相撲をめぐる雑談

 最近の理事選挙や朝青龍問題をみていると、中島隆信氏が『大相撲の経済学』で書いていたように日本の会社システムの弊害の部分をみるようで嫌になるね。

『大相撲の経済学』のちくま文庫版には貴乃花についての興味深い補遺がある。当時、話題になっていた兄弟による「二子山」年寄株取得をめぐる問題。これについて中島氏は、もともと相撲協会貴乃花の人気にあやかりたいために引退後も審判部副部長への異例の出世など協会批判をかわすために利用したという。

貴乃花らの年寄株問題は、協会の改革を望む貴乃花が、その一門へ年寄株を集中させることで、協会改革をしやすい布石だと、協会側には見えた。
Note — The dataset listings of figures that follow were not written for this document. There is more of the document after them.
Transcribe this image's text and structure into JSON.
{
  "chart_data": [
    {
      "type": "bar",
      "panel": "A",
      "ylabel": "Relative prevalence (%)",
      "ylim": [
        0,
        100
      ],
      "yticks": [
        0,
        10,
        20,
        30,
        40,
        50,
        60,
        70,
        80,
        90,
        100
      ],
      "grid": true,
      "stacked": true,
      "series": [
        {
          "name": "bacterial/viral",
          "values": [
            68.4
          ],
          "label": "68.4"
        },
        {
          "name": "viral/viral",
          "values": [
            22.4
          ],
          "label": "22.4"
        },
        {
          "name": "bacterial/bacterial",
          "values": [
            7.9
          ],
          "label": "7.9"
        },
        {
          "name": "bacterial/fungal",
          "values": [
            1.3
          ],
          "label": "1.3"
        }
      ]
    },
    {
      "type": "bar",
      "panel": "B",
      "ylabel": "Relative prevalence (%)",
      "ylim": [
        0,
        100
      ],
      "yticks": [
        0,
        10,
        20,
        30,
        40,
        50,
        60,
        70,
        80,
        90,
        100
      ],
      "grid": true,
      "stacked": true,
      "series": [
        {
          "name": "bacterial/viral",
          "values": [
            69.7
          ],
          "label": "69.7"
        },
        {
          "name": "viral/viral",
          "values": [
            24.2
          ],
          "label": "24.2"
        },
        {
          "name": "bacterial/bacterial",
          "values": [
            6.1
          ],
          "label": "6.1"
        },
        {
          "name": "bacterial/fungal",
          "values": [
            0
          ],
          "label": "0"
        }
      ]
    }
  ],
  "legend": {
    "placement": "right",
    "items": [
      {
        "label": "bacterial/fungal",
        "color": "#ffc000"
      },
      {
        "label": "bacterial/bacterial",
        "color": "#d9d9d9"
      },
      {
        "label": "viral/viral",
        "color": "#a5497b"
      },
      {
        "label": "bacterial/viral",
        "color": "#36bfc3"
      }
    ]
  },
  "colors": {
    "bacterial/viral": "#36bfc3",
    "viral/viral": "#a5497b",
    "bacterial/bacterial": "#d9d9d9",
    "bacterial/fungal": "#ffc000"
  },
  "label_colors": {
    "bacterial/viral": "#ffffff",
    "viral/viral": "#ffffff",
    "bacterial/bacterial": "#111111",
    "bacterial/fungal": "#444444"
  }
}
そのため協会側には貴乃花の改革もうけいれがたく、このような政治的にみえる行動のために「親方としての出世の道はほぼ閉ざされたといっつていいだろう」。

 中島の指摘は、今回の件を考えると予言的。協会にとって好ましくないと思われた貴乃花はいわば飼い殺し状態。そこで今回のように貴乃花が理事選挙にうってでるのは、そのような飼い殺しを彼が是としなかったからなんだろう。

 中島の本では、貴乃花の改革案としては、相撲部屋の透明性、茶屋制度の改革、給与の年俸制などをあげている。それぞれ経済合理性に適った考えだと思う。テレビをみていると、マスコミの「造反」追及キャンペーンだか魔女狩りだかしらないが、相撲協会の構造的問題を指摘するよりも、それを内部変革しようとする要素を「魔女」として追及しいてるみたいにも見える。